New to tandems...need all the basic info
A friend of mine is interested in tandems and basically knows it's about two people on one bike. He saw a new tandem for sale for $300 and had no idea if the low price means it's junk. My bet is that it is.
Well, you do get what you pay for....
Question is what they want to get out of it
If he and his potential stoker are regular recreational cyclists, then my advice would be to look out for a good second hand tandem (unfortunalty this will generally still be quite a bit more than $300).
If they are reasonably new to cycling, want to try out tandeming without too much of an investment, then a $300 tandem might be a good start. If they enjoy it, I suspect a much better bike will be on the cards in short time.
To me, the $300 tandems I have seen are good for relaxed cycling on a "flat" stretch for maybe 10-15 miles at a time. Don't expect any kind of long term reliability if they are going to be clocking up 80+ miles a weekend. Kind of reminds me of the "mountain bikes" with the warning labels that say "not to be used off road".

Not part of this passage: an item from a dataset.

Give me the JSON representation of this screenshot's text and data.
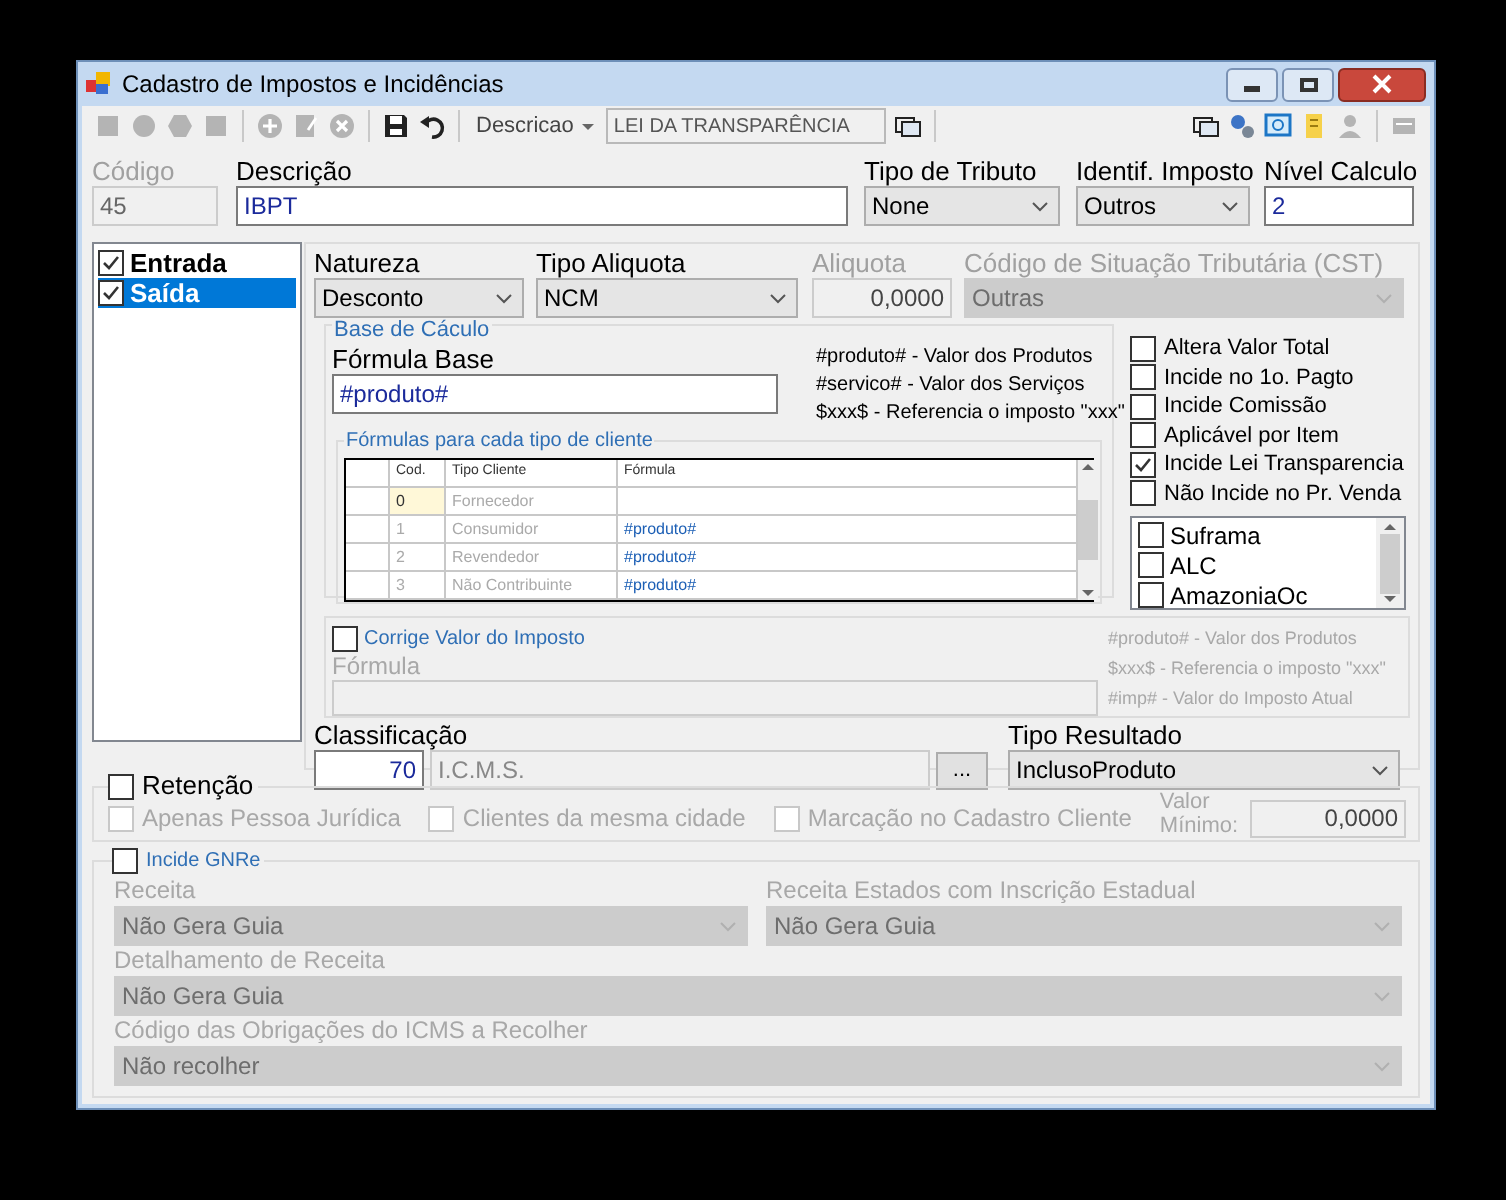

The way I see it - if they have good single bikes, a $300 tandem will be a turnoff (handling, weight, performance etc.), however if they are new to cycling, they won't know any different and a low end tandem might be a start to a wonderful experience.

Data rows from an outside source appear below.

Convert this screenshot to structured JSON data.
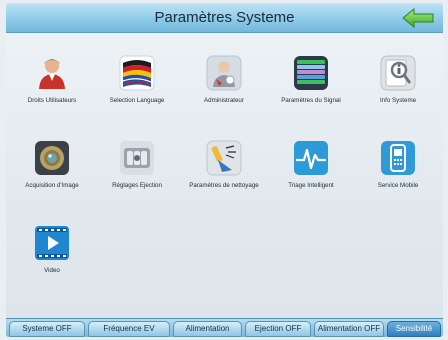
{
  "header": {
    "title": "Paramètres Systeme",
    "back_icon": "arrow-left-icon"
  },
  "grid": {
    "items": [
      {
        "label": "Droits Utilisateurs",
        "icon": "user-icon"
      },
      {
        "label": "Selection Language",
        "icon": "flags-icon"
      },
      {
        "label": "Administrateur",
        "icon": "admin-icon"
      },
      {
        "label": "Paramètres du Signal",
        "icon": "signal-icon"
      },
      {
        "label": "Info Systeme",
        "icon": "info-magnifier-icon"
      },
      {
        "label": "Acquisition d'Image",
        "icon": "camera-lens-icon"
      },
      {
        "label": "Réglages Ejection",
        "icon": "ejector-icon"
      },
      {
        "label": "Paramètres de nettoyage",
        "icon": "cleaning-icon"
      },
      {
        "label": "Triage Intelligent",
        "icon": "pulse-icon"
      },
      {
        "label": "Service Mobile",
        "icon": "mobile-phone-icon"
      },
      {
        "label": "Video",
        "icon": "video-play-icon"
      }
    ]
  },
  "bottom_tabs": [
    {
      "label": "Systeme OFF"
    },
    {
      "label": "Fréquence EV"
    },
    {
      "label": "Alimentation"
    },
    {
      "label": "Ejection OFF"
    },
    {
      "label": "Alimentation OFF"
    },
    {
      "label": "Sensibilité",
      "active": true
    }
  ],
  "colors": {
    "accent": "#2f7fbf",
    "title_bar": "#8ecbe9",
    "back_arrow": "#5cc43a"
  }
}
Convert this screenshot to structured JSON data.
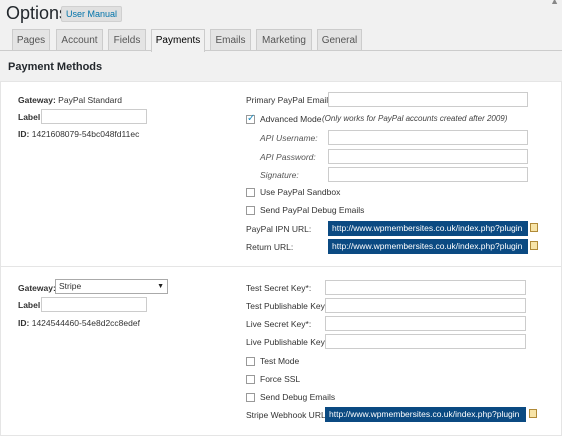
{
  "page": {
    "title": "Options",
    "manual_button": "User Manual"
  },
  "tabs": [
    {
      "label": "Pages",
      "active": false
    },
    {
      "label": "Account",
      "active": false
    },
    {
      "label": "Fields",
      "active": false
    },
    {
      "label": "Payments",
      "active": true
    },
    {
      "label": "Emails",
      "active": false
    },
    {
      "label": "Marketing",
      "active": false
    },
    {
      "label": "General",
      "active": false
    }
  ],
  "section_title": "Payment Methods",
  "gateway1": {
    "gateway_label": "Gateway:",
    "gateway_value": "PayPal Standard",
    "label_label": "Label:",
    "label_value": "",
    "id_label": "ID:",
    "id_value": "1421608079-54bc048fd11ec",
    "primary_email_label": "Primary PayPal Email*:",
    "primary_email_value": "",
    "advanced_mode_label": "Advanced Mode",
    "advanced_mode_checked": true,
    "advanced_mode_note": "(Only works for PayPal accounts created after 2009)",
    "api_username_label": "API Username:",
    "api_password_label": "API Password:",
    "signature_label": "Signature:",
    "sandbox_label": "Use PayPal Sandbox",
    "sandbox_checked": false,
    "debug_emails_label": "Send PayPal Debug Emails",
    "debug_emails_checked": false,
    "ipn_url_label": "PayPal IPN URL:",
    "ipn_url_value": "http://www.wpmembersites.co.uk/index.php?plugin",
    "return_url_label": "Return URL:",
    "return_url_value": "http://www.wpmembersites.co.uk/index.php?plugin"
  },
  "gateway2": {
    "gateway_label": "Gateway:",
    "gateway_select_value": "Stripe",
    "label_label": "Label:",
    "label_value": "",
    "id_label": "ID:",
    "id_value": "1424544460-54e8d2cc8edef",
    "test_secret_label": "Test Secret Key*:",
    "test_publishable_label": "Test Publishable Key*:",
    "live_secret_label": "Live Secret Key*:",
    "live_publishable_label": "Live Publishable Key*:",
    "test_mode_label": "Test Mode",
    "force_ssl_label": "Force SSL",
    "debug_emails_label": "Send Debug Emails",
    "webhook_label": "Stripe Webhook URL:",
    "webhook_value": "http://www.wpmembersites.co.uk/index.php?plugin"
  },
  "colors": {
    "url_bg": "#0b4a82",
    "link": "#0073aa"
  }
}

It 'looks' like a tandem . . . sorta like the Yugo of the car world.
Buyer beware! Anybody can do it 'cheaper'; but quality lasts.
I think that most of the difference is in the bike frames.
When I owned my shop I used to keep 3 tandems in stock: an entry level Univega or KHS, a Burley and a Santana. It was interesting to test ride one right after another. Riding the low end KHS right after getting off of the Santana felt so flexy that it was scary.